In this example, we select only the first seven cohorts.
library(tidyverse)
gamelaunch_long <- gamelaunch %>%
cohort_table_day(userid, eventDate) %>%
shift_left_pct() %>%
pivot_longer(-cohort) %>%
mutate(time = as.numeric(str_remove(name,"t")))
gamelaunch_long %>%
filter(value > 0, cohort <= 7, time > 0) %>%
ggplot(aes(time, value, colour = factor(cohort), group = cohort)) +
geom_line(size = 1.5) +
geom_point(size = 1.5) +
theme_light()
Cohort tables plotted
Another way to plot a cohort table is by means of tiles.
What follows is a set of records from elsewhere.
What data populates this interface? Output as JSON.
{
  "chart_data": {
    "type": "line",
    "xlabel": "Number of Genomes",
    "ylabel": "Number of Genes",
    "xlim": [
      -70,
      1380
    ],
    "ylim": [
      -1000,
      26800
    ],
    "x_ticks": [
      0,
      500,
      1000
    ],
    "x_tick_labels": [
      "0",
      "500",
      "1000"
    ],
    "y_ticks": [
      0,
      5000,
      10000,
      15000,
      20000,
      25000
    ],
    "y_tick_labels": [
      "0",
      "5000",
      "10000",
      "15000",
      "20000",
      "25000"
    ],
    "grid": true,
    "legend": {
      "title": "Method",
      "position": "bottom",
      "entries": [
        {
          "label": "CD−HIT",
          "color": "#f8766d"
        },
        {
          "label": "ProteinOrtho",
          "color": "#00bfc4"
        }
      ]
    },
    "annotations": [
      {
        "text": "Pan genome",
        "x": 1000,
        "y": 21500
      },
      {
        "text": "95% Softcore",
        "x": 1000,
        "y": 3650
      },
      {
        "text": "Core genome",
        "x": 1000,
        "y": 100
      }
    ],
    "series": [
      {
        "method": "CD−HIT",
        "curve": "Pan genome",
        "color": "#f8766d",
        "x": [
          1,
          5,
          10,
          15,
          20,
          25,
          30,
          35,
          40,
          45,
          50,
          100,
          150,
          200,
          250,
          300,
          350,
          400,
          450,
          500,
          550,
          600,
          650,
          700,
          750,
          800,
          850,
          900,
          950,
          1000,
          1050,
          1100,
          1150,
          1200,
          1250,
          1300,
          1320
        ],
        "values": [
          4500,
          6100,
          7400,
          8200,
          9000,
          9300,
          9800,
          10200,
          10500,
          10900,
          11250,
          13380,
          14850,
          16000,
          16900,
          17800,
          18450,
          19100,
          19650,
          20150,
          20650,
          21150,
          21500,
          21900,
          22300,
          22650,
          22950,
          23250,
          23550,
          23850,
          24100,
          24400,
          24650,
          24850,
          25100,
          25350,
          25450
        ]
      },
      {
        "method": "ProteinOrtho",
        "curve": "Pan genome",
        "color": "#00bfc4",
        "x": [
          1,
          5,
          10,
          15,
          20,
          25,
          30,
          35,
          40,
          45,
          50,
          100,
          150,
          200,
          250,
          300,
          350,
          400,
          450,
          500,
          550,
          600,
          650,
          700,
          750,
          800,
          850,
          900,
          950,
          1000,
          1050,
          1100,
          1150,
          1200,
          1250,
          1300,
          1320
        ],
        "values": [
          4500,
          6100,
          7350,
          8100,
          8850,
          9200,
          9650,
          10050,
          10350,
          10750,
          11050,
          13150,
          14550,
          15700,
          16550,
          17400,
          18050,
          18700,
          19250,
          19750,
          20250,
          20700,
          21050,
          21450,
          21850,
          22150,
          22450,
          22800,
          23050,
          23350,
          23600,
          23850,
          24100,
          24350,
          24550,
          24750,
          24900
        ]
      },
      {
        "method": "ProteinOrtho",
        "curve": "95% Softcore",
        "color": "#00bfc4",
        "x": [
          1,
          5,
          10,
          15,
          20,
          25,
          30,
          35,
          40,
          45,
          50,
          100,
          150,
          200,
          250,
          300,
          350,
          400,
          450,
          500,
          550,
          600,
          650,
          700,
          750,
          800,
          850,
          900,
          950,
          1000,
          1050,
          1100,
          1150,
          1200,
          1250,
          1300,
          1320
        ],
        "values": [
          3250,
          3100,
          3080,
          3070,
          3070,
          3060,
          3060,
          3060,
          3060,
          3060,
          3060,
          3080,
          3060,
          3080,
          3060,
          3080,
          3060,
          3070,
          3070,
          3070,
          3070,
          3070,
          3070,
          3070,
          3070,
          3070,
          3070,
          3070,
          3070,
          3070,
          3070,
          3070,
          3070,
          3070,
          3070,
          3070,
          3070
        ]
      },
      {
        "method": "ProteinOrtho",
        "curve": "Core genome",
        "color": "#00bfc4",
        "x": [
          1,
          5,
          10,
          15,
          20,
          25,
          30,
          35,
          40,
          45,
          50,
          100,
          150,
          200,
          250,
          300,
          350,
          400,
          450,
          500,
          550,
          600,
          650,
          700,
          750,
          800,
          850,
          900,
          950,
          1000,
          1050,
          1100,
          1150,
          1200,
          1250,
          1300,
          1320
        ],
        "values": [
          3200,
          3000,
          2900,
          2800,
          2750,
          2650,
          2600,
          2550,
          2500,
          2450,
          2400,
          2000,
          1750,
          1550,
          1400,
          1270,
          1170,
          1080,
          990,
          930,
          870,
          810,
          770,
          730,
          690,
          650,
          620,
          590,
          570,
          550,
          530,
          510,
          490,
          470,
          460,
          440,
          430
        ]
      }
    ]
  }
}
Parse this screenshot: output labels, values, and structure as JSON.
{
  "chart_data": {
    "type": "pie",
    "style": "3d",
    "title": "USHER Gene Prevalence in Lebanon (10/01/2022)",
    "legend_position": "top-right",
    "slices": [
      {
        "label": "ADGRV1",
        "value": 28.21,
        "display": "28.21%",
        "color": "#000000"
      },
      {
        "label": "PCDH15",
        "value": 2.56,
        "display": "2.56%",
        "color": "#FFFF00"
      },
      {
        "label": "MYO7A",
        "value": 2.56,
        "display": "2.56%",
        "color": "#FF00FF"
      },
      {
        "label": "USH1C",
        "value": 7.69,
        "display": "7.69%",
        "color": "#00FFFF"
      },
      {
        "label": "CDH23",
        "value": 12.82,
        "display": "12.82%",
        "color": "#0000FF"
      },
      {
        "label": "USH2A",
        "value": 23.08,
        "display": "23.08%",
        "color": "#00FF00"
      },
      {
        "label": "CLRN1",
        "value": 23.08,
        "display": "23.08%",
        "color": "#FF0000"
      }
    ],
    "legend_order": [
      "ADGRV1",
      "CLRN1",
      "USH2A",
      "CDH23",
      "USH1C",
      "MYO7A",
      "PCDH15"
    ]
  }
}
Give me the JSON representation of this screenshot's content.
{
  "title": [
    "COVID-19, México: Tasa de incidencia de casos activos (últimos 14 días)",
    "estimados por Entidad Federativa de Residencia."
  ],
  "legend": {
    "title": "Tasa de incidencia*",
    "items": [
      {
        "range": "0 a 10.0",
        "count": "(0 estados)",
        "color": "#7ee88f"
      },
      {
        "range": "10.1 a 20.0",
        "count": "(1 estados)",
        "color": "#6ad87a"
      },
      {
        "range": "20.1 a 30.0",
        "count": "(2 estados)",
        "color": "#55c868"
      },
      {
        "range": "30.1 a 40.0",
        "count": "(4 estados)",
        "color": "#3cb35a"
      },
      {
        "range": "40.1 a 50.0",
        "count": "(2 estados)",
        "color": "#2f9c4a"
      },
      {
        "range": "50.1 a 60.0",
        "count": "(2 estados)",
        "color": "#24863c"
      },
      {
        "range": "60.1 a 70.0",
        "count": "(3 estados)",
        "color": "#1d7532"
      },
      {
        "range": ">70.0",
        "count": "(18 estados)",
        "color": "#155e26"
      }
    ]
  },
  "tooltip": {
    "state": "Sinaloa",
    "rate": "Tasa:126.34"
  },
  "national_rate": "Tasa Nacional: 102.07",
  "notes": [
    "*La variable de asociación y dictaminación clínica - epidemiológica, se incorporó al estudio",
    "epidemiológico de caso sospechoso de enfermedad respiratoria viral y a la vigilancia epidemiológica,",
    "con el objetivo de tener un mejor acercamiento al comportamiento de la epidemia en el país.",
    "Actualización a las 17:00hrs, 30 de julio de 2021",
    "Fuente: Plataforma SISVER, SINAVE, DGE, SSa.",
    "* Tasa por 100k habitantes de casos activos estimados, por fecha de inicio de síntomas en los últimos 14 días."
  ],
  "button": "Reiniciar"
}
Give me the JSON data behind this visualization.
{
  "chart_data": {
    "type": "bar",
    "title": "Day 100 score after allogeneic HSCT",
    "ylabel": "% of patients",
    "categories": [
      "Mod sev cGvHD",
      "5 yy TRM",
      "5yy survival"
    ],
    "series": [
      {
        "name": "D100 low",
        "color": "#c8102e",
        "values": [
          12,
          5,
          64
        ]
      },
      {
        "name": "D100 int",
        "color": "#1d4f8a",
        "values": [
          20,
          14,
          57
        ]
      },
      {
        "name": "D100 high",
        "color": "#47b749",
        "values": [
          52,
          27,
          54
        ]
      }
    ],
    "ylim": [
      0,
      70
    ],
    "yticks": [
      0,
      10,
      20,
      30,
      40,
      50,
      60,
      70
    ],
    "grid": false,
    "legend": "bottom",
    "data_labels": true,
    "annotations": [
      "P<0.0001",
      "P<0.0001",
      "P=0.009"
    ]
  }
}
In this case we provide the percentages and colour the tiles accordingly.
gamelaunch_long %>%
filter(time > 0, value > 0) %>%
ggplot(aes(time, reorder(cohort, desc(cohort)))) +
geom_raster(aes(fill = log(value))) +
coord_equal(ratio = 1) +
geom_text(aes(label = glue::glue("{round(value,0)}%")), size = 2, color = "snow") +
scale_fill_gradient(guide = F) +
theme_minimal() +
theme(panel.grid = element_blank(),
panel.border = element_blank()) +
labs(y= "cohort")